Thanks for sharing THE SEVENTH WISH with your readers! Here’s more about writing book blurbs…
Book Blurbs! How to Recommend a Great Read in a Line or Two
Sometimes, when you pick up a book at the store or library, you’ll see a blurb on its cover – a quote from a famous author recommending the title in your hands. These are quick, short endorsements of books people love and want to share with others. The more specific they are, the more powerful they can be. For example, “It’s a great book” or “This novel is interesting and exciting” are positive but don’t say much about who might like the book and why. When we get more precise with our praise, it’s a whole different story. Check out these real authors’ blurbs that do the job with specific word choice and pizzazz:
“Fiercely original and uncommonly lovely, The Witch’s Boy is equal parts enchanting and haunting. Kelly Barnhill is master of truly potent and unruly magic; luckily for readers, she chooses to use her powers for good.”

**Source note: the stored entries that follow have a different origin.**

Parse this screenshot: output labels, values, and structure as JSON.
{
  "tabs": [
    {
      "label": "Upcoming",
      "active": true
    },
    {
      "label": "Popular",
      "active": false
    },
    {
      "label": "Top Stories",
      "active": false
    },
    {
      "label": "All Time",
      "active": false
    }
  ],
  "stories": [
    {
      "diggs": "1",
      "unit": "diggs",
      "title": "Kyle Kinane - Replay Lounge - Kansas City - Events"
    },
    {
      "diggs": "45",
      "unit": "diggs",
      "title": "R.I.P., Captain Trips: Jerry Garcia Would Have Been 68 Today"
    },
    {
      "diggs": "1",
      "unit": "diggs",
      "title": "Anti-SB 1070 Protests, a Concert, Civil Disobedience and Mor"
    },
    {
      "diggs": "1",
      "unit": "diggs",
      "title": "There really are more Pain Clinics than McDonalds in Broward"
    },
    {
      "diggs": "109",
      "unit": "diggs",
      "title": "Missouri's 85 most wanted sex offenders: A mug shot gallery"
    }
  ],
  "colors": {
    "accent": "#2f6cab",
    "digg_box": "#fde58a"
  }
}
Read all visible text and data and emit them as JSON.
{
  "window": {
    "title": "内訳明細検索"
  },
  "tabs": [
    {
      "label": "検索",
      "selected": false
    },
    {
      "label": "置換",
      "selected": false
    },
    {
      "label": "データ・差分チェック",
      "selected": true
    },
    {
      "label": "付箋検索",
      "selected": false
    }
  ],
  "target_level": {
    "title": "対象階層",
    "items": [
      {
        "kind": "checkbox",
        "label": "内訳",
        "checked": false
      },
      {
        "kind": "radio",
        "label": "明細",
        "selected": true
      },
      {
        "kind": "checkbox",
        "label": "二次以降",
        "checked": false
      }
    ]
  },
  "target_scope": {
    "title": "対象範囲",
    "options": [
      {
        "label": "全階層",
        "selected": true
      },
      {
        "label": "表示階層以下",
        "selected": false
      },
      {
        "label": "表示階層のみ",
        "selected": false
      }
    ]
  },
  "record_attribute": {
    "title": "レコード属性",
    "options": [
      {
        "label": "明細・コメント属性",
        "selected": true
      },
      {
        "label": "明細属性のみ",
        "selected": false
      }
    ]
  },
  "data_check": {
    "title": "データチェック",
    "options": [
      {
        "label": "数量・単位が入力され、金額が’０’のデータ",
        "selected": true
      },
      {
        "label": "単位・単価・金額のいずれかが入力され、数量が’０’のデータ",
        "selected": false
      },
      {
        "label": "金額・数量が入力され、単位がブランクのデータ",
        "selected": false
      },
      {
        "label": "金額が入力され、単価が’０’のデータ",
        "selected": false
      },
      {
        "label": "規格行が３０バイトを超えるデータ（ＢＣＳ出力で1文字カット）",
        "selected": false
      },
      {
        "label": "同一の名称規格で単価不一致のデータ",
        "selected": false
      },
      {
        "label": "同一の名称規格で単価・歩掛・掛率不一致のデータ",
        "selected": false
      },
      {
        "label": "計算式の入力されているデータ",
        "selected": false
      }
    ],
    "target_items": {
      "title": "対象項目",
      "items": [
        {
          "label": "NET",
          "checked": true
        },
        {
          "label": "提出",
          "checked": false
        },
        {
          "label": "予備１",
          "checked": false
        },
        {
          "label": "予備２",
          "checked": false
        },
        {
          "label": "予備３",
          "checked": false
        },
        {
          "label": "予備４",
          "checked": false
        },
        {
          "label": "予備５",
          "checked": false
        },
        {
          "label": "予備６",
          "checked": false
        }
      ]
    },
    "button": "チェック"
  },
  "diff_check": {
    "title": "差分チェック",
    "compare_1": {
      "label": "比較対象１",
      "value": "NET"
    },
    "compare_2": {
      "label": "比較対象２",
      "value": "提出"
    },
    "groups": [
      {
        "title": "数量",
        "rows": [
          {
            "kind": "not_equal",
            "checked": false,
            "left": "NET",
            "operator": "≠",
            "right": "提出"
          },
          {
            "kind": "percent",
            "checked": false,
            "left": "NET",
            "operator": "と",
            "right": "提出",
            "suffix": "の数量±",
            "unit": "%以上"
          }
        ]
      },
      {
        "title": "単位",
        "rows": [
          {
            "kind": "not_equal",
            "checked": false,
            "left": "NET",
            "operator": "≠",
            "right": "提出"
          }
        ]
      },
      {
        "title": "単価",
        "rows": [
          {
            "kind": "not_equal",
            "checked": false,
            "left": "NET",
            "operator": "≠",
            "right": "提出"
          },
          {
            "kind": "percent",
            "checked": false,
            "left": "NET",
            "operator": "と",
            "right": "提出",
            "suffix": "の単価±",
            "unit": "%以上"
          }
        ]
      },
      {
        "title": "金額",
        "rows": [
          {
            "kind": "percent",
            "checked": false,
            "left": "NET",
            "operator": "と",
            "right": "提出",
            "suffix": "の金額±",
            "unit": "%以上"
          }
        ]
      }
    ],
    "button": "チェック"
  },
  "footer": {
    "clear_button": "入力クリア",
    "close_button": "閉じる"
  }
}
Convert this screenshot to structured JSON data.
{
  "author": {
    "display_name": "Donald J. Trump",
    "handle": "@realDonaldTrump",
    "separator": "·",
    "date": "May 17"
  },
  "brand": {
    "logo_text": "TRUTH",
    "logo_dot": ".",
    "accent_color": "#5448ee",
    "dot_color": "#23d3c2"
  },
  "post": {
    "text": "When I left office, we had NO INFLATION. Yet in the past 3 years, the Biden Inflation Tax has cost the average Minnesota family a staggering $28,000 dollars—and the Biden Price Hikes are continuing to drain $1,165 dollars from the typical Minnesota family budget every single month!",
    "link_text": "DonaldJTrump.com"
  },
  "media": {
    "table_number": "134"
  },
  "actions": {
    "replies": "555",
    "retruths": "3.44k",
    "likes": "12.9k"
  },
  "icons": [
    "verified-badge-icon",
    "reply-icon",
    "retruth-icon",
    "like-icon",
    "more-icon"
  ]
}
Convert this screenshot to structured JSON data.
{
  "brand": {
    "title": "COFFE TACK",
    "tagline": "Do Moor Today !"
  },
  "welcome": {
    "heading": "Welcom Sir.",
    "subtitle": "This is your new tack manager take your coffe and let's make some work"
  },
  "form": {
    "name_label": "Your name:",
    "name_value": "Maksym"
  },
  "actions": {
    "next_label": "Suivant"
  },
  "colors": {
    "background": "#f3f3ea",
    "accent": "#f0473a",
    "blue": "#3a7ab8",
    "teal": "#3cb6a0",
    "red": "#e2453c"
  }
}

~Anne Ursu’s blurb for The Witch’s Boy
“Eighth Grade SuperZero is one of the funnier and more thoughtful books I’ve read it a long time. Reggie and his crew had me cheering for them from page one till the end of the book. Fabulous.”
~Jacqueline Woodson’s blurb for Eighth Grade SuperZero
“Here’s a story that funny and ferocious, and adventure with a heart of gold buried deep in its chest, told by one of the great unreliable narrators – unreliable in the sense that you wouldn’t want to ask him to watch your bike.”
~Adam Rex’s blurb for The Pirate Code
“When Ivy Green can’t take any more missing, when even God seems to have taken off for parts unknown (along with her Mama) redemption nevertheless appears–in the sky, the stars, a kind of cute science boy, and a whole cast of people who love her. Liz Garton Scanlon has written a great good miracle of a book. I can’t stop hugging it.”
~Kathi Appelt’s blurb for The Great Good Summer
“Reading this book is like discovering a treasure box full of rare and wonderful things. If you open it, you’ll find a brave and good-hearted girl hero, the mysterious streets of Paris, and a magical cabinet full of life itself. The writing is luminescent and absolutely compelling. It’s the best thing I’ve read in a long, long time.”
~Sarah Prineas’ blurb for Cabinet of Earths
Ready to try your hand at blurbing a book? Write a sentence (or two or three) about why you love the book and would recommend it to other readers!